Voter ID laws couldn’t be more pointless if they tried

Lloyd Mann
Thursday, May 11, 2023

I’m young, but I know a thing or two about barriers to voting.

Lloyd Mann questions the need for voter ID. Picture: Peter Fleming/Adobe Stock
Lloyd Mann questions the need for voter ID. Picture: Peter Fleming/Adobe Stock

Aged 18, I’ve already voted in two elections (due to the Welsh government's reforms to voting ages) – and I also have experience from the ‘inside’.

I was elected to the Welsh Youth Parliament in late 2018 and, since my term ended, I’ve been engaged with both the Institute for Community Studies at The Young Foundation, supporting policy change to better equip and engage young people, and The Democracy Box, an organisation dedicated to civic education and getting young people to make informed choices at the polls.

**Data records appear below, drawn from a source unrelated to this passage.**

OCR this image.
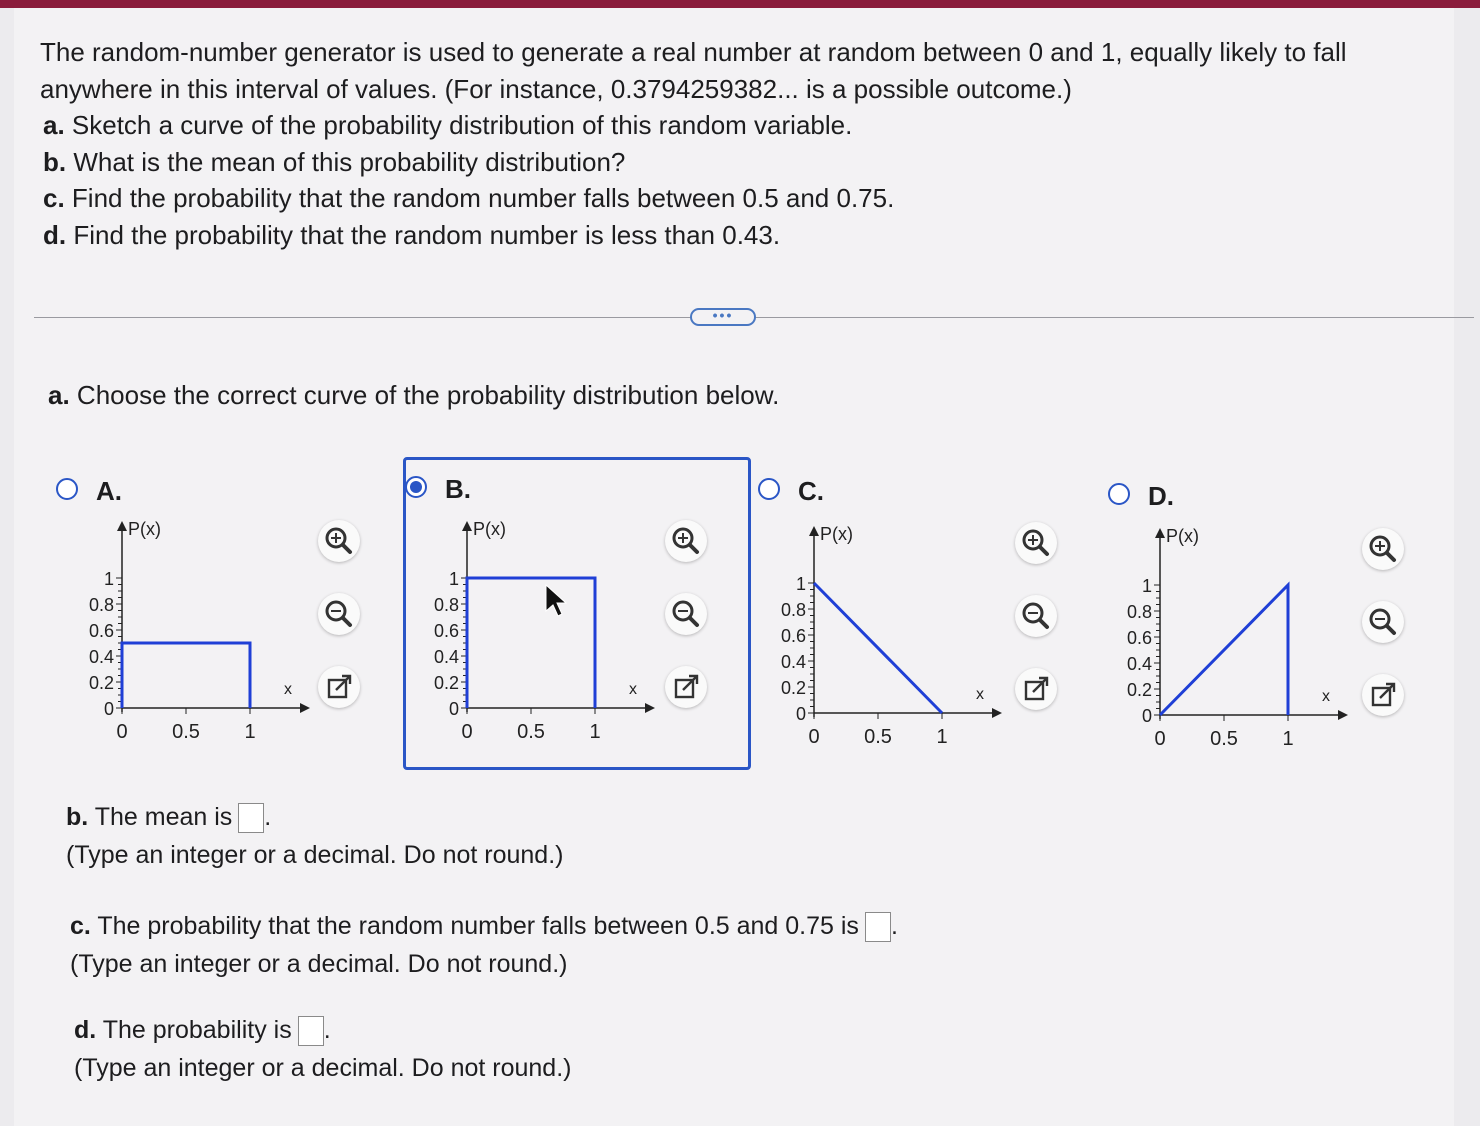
The random-number generator is used to generate a real number at random between 0 and 1, equally likely to fall

anywhere in this interval of values. (For instance, 0.3794259382... is a possible outcome.)

a. Sketch a curve of the probability distribution of this random variable.

b. What is the mean of this probability distribution?

c. Find the probability that the random number falls between 0.5 and 0.75.

d. Find the probability that the random number is less than 0.43.

•••
a. Choose the correct curve of the probability distribution below.
A.	B.	C.	D.
P(x)
x
1
0.8
0.6
0.4
0.2
0
0 0.5 1
P(x)
x
1
0.8
0.6
0.4
0.2
0
0 0.5 1
P(x)
x
1
0.8
0.6
0.4
0.2
0
0 0.5 1
P(x)
x
1
0.8
0.6
0.4
0.2
0
0 0.5 1
b. The mean is .
(Type an integer or a decimal. Do not round.)
c. The probability that the random number falls between 0.5 and 0.75 is .
(Type an integer or a decimal. Do not round.)
d. The probability is .
(Type an integer or a decimal. Do not round.)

I’ve seen how difficult it can be to convince people to get out and vote. In fact, according to the British Election Study, voter turnout for 18- to 34-year-olds across Britain sits around 50 per cent, compared with around 80 per cent for those aged over 75. If we hope to change this, the last thing we need is the government’s new Voter ID laws

On first look, the argument for Voter ID laws is simple: to stop voter fraud and protect the integrity of our elections, people must come to the ballot box with photo ID to prove they are who they say they are. You almost certainly would’ve heard it be described as “common sense”. However, the reality is the opposite, because the government has introduced a solution to a non-existent problem – and, in doing so, created a much larger problem, not just for those without photo ID but for those with it as well. 

The issue of voter fraud essentially doesn’t exist. In all of the 2019 elections, according to the Electoral Commission’s own figures, there were 595 cases of alleged ‘electoral fraud’. Not voter fraud, ‘electoral fraud’ generally. Of those 595 cases, 142 related to voter fraud. And of those 142, only one conviction was given for using someone else’s vote and one police caution for the same offence to another individual. So, of more than 32m people that voted in 2019, there were two cases of voter fraud with any real consequence. 

Further, the government’s own research suggests voter ID legislation presents barriers. While their research suggests just one per cent of young people, which is around 94k people, don’t own a form of Photo ID, and the picture is more complex than this statistic implies: across all age groups, 27 per cent of those with no photo ID and 19 per cent of those with unrecognisable photo ID said they’d be less likely to vote under this new law. More than four in ten of all eligible voters without any photo ID said they’re unlikely to apply for a voter card (now known as a Voter Authority Certificate), and 37 per cent without a recognisable photo ID said they’d also be unlikely. 

The research also uncovered a link between disability and difficulty. Those with a severely limiting disability were three times more likely to state photo ID would make voting more difficult. Those with a somewhat limiting difficulty were twice as likely compared to those with no disability. 

Unfortunately for the government, I am not the only one asking questions about their research and data, or raising concerns. Hackney Borough Council, for example, made a submission of evidence regarding the voter ID regulations, stating that - as the borough has a low level of car ownership - they estimate 47 per cent  of households hold no driving licence. This sits against a backdrop of 27.9 per cent of local residents not holding a UK passport and a further 6.8 per cent in Hackney not holding any passport. The council also pointed out that the Electoral Commissions pilot study found that awareness of new voter ID laws in pilot authorities varied significantly between groups, with ‘younger voters and those from Black and minority ethnic backgrounds being less likely to know about the requirements’.  

Further, during this Voter ID pilot in 2018 and 2019, between 0.03 per cent and 0.7 per cent of all voters were turned away and didn’t return. Applying those figures to the 2019 election as a whole equates to between 9,000 to 224,000 people. Imagine you’re a young person and your first experience of voting is being turned away. You’d hardly be encouraged to do it again. Especially considering polling station queues are known to be as long as 30 minutes in some areas without everyone’s ID being checked. 

Being on the Institute for Community Studies’ Civic Journey Advisory Board, I look at in great detail at the experiences of young people regarding their engagement with their communities, society and culture. Members of the Board look at what’s going right and what’s going wrong across all areas of a person’s ‘civic journey’, not just voting. But it can’t be ignored that voting is fundamental; a chance for people to influence their future.  

Speaking from both the perspective of someone looking at the civic journey of all UK young people, and the perspective of a human being growing up in the UK today, I believe these laws are wrong. Young people need sensible and clear policy. To me, it seems this is neither.

And while there’s nothing we can do about last week's local elections, I’m urging for the repeal of this Voter ID law, because ultimately we should be helping people to use their right to vote, not making it harder.  

Lloyd Mann is on the Youth Advisory Board with the Institute for Community Studies at The Young Foundation.